Investing in Oil Directly
One direct method of owning oil is through the purchase of oil futures or oil options. Futures are highly volatile and involve a high degree of risk. Additionally, investing in futures may require the investor to do a lot of homework as well as invest a large amount of capital.
Another direct method of owning oil is through the purchase of commodity-based oil exchange-traded funds (ETFs). ETFs trade on a stock exchange and can be purchased and sold in a manner similar to stocks. For example, buying one share of the U.S. Oil Fund (USO) would give you exposure to roughly one barrel of oil. The fund’s investment objective is to provide daily investment results corresponding to the daily percentage changes of the spot price of West Texas Intermediate (WTI) crude oil to be delivered to Cushing, Oklahoma.
Investing in Oil Indirectly
In addition, investors can gain indirect exposure to oil through the purchase of energy-sector ETFs, like the iShares Global Energy Sector Index Fund (IXC), and to energy-sector mutual funds, like the T. Rowe Price New Era Fund (PRNEX).
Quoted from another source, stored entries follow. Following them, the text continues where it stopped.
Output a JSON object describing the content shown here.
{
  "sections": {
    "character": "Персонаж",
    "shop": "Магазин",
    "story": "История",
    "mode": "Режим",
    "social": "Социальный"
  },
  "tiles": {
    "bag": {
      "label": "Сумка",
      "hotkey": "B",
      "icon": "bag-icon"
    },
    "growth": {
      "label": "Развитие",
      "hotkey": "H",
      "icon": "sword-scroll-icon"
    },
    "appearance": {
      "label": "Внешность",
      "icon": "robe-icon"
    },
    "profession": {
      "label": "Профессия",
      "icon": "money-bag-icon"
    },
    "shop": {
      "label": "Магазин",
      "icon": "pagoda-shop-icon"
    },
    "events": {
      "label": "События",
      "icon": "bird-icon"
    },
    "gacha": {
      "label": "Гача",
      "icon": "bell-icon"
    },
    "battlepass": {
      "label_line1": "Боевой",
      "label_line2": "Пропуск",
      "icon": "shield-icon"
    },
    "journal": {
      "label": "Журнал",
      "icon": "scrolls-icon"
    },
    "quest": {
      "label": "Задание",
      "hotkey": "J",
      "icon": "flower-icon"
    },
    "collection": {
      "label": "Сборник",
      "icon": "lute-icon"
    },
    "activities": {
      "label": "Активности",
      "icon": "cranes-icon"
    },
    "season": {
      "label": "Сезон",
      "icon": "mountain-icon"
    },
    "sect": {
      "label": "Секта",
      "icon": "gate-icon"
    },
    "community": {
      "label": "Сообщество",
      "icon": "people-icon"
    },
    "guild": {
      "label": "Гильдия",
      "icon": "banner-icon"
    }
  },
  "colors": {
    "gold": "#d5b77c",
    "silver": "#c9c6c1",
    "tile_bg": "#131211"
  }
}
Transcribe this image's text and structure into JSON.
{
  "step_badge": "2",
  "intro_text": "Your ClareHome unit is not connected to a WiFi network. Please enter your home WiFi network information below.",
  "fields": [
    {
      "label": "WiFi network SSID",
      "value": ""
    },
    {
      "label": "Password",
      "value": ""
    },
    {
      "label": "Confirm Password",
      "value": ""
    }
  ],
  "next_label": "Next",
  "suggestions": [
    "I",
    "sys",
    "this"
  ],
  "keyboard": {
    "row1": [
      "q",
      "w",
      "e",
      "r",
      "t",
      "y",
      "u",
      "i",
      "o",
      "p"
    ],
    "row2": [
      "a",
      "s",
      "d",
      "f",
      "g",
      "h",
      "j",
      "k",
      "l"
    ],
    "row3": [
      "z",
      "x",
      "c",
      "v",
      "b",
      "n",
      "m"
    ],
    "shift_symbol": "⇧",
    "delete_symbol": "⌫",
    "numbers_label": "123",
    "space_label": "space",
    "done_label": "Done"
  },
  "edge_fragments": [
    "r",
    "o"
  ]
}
These energy-specific ETFs and mutual funds invest solely in the stocks of oil and oil services companies and come with lower risk.
Other ETFS that track the oil and gas drilling sector are the SPDR S&P Oil & Gas Exploration & Production ETF (XOP), the iShares Dow Jones U.S. Oil & Gas Exploration & Production Index Fund (IEO), and the Invesco Dynamic Energy Exploration & Production Portfolio (PXE).